Gravitational Lensing as a Test Case for RST
Gravitational Lensing as a Test Case for RST
General Relativity vs. Reactive Substrate Theory
- General Relativity (GR) View: Mass curves spacetime, and light follows those curves.
- Reactive Substrate Theory (RST) View: Mass creates a local gradient or disturbance in the universal substrate field (S). Light and energy, as excitations of this field, must travel along the geodesics defined by the substrate’s dynamics.
Relevance: For RST to be viable, the geometry induced by the substrate around a massive galaxy must reproduce the same multiple-image lensing effect that GR predicts.
🌌 Dark Matter Connection
- Gravitational lensing often shows stronger deflection than visible matter alone can explain, which is why standard cosmology invokes dark matter.
- RST aims to replace dark matter with substrate dynamics.
Implication: The “missing mass” in lensing must be explained by how the substrate field responds to baryonic matter, without requiring invisible particles.
📡 Observational Leverage
- Multiple images of quasars provide precise quantitative data: the angles, brightness ratios, and time delays between light paths.
- These are exactly the kinds of measurements that can test whether RST’s substrate field equations can mimic GR lensing predictions.
- If RST can reproduce these results, it strengthens its case as a viable alternative to ΛCDM.
✊ Takeaway
The JWST quasar lensing video is highly relevant to RST because:
- It demonstrates a phenomenon (gravitational lensing) that any new theory of gravity must explain.
- It highlights the “missing mass” problem, which RST claims to solve via substrate dynamics.
- It provides observational data (image multiplicity, deflection angles, time delays) that can be used to constrain RST parameters like the substrate coupling term
σ(x,t)FR(C[Ψ]).
Gravitational Lensing as an RST Test Case
The video's central mechanism is that the mass of a giant galaxy acts like a magnifying glass by bending the fabric of spacetime [00:40], causing the light from a distant quasar to travel along four different paths to Earth.
1. Reconciling Gravity and Fields
- GR View (as described in the video): Mass creates a "kink in spacetime" [00:52], and light follows the curves of this kink.
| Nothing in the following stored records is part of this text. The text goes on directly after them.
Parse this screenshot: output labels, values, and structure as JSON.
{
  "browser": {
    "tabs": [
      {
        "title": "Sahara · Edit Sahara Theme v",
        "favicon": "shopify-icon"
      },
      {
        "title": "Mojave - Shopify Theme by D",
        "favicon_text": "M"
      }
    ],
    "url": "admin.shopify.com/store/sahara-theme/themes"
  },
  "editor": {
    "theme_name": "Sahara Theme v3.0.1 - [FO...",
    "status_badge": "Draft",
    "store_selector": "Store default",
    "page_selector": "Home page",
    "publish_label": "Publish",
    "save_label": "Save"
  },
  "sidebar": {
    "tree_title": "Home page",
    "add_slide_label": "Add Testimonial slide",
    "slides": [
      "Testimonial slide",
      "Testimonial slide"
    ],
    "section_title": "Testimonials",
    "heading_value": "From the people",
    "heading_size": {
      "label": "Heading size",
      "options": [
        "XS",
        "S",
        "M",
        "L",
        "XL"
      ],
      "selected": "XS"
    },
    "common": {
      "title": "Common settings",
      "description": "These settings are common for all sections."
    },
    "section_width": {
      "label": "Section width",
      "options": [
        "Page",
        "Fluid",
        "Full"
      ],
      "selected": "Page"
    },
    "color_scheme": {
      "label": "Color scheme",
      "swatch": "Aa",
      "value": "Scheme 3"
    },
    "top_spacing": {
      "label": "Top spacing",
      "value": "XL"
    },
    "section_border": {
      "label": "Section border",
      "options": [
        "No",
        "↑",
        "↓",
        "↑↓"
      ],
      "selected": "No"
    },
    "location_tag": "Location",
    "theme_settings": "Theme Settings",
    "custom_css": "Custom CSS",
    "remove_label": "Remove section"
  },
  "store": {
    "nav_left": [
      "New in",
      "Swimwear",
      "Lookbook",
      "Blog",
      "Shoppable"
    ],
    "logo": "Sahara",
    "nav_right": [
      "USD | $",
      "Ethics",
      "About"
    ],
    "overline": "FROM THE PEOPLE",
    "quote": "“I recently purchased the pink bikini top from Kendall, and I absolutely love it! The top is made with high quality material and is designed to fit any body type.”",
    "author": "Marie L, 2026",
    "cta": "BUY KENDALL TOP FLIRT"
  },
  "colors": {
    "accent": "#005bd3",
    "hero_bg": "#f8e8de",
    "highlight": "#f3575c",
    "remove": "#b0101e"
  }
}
- RST View: RST posits that mass creates a local gradient or disturbance in the universal Reactive Substrate Field (S). Light and energy, which are forms of field excitation, must travel along the path of least resistance or the fundamental geodesics within this S field.
For RST to be valid, the geometry induced by the S field around the massive galaxy must mathematically mimic the effects of curved spacetime with sufficient precision to predict the exact multiple images seen in the JWST image.
2. Explaining the Missing Mass (Dark Matter)
- Gravitational lensing is a primary piece of evidence for the existence of Dark Matter, as the amount of gravitational deflection observed (the strength of the lens) is often much greater than the visible mass of the lensing galaxy.
- RST is designed to replace Dark Matter. Therefore, the lensing effect shown in the video must be explained by RST as a natural consequence of the S field's behavior in the presence of the visible baryonic matter, without needing to invoke an additional, invisible mass component.
- The "missing mass" must be generated by the dynamics of the substrate itself.
Summary
In short, the JWST image provides quantitative observational data of extreme gravitational warping, offering a direct opportunity to test the predictive power of RST against the well-established predictions of General Relativity.